Samuel Cocking (19 March 1845 in Camberwell London – 26 February 1914 in Yokohama, Japan) was a merchant in Yokohama arriving in 1869, shortly after the “Opening of Japan”. Although he was born in London, he moved with his parents to Australia at a young age and grew up mostly in Melbourne. In Japan he is known for the large greenhouse (660 m2 (7,100 sq ft)) and gardens that he developed in Enoshima that bears his name. However, a lot about his life and achievements are still not common knowledge in Japan.

He married Miyata Riki in 1872. Although Cocking and Miyata Riki did not have any children of their own, they adopted Miyata Riki's niece after her mother died at a young age. Cocking is buried in the Miyata family plot in a Buddhist cemetery in Yokohama, which is unusual for foreigners living in Japan at that time. Most foreigners (including Cocking's younger sister Florence who died shortly after joining her brother in Japan) were interred at the well known and well researched foreigners cemetery in Yokohama.

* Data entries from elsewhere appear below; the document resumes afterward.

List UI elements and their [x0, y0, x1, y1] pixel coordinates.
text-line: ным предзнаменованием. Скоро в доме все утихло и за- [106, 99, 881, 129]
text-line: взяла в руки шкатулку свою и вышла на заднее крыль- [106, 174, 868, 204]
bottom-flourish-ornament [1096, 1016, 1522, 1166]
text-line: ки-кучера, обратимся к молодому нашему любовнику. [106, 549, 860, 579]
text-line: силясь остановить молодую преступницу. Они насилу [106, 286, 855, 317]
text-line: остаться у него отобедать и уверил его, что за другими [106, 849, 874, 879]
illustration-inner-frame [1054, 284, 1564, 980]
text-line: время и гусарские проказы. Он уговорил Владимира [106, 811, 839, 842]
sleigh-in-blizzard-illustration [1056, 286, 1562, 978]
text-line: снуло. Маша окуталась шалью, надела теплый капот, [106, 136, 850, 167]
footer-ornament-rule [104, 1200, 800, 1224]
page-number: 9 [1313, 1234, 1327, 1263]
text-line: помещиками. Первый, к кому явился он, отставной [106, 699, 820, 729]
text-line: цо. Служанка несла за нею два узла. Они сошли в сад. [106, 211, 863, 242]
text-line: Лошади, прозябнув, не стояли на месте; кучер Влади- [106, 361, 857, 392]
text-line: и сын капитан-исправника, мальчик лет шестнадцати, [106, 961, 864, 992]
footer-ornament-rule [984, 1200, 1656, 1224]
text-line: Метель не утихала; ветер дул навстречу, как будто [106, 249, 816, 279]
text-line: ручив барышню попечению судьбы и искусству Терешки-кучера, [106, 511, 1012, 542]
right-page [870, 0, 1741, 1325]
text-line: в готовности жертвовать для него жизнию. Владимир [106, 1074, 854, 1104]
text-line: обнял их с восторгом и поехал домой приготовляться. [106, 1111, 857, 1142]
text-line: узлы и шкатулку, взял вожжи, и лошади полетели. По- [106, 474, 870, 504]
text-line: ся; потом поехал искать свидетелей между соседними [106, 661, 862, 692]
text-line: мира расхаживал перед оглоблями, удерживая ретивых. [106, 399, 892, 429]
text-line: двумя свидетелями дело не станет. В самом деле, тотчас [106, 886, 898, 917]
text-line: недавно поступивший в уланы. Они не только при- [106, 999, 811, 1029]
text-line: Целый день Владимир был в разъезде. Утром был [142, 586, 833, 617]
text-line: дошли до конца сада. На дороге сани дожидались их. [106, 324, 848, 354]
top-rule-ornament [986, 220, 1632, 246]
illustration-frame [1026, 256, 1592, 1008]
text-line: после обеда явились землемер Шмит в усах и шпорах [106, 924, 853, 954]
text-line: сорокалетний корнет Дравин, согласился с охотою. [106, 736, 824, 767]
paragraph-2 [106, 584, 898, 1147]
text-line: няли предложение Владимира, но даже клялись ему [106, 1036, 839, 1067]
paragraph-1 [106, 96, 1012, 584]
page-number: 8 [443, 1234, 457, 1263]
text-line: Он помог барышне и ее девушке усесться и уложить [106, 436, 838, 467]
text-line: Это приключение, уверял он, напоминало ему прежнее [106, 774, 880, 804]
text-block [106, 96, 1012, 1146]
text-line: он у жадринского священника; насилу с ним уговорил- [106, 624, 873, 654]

His company, “Cocking & Co” specialized in trading Japanese curios, art and antiques as well as importing chemicals, drugs, scientific and laboratory apparatus. He imported carbolic acid (phenol) which was used as a disinfectant, particularly against cholera. It is noted during one cholera outbreak he distributed his stock of carbolic acid free of charge. He exported peppermint oil – refined from peppermint grown in Yamagata prefecture. He is credited for introducing soap, bicycles, the electric lightbulb to Japan. He was also heavily involved in the fledgling photographic industry in Japan, importing photographic materials and chemicals and organizing the first photographic society in Japan. He also helped the foundation of Konishi Honten, a photographic store that would become Konica.

In 1880, he purchased (in his wife’s name) the highlands, including derelict Buddhist shrines, on the island of Enoshima and began building the botanical gardens and a villa. The State Shinto 'Abolish the Buddha. Destroy Sakyamuni' policy Haibutsu kishaku (廃仏毀釈) of the new Meiji government had made the land available.

It was during the years of anti-Buddhist sentiment in Japan that Cocking was heavily involved in the Japanese curios trade. One famous incident involved Cocking being offered the Kamakura Daibutsu for 'a song'. He refused to buy the Daibutsu – no doubt[citation needed] feeling it had too much cultural importance to Japan and should remain in the country.

In 1887, he added a power plant (which was later the origin of the Yokohama Cooperative Electric Light Company). His garden is now operated by the city as the Samuel Cocking Garden renamed after remains of Cocking's greenhouse were rediscovered during renovation work on the lighthouse and gardens.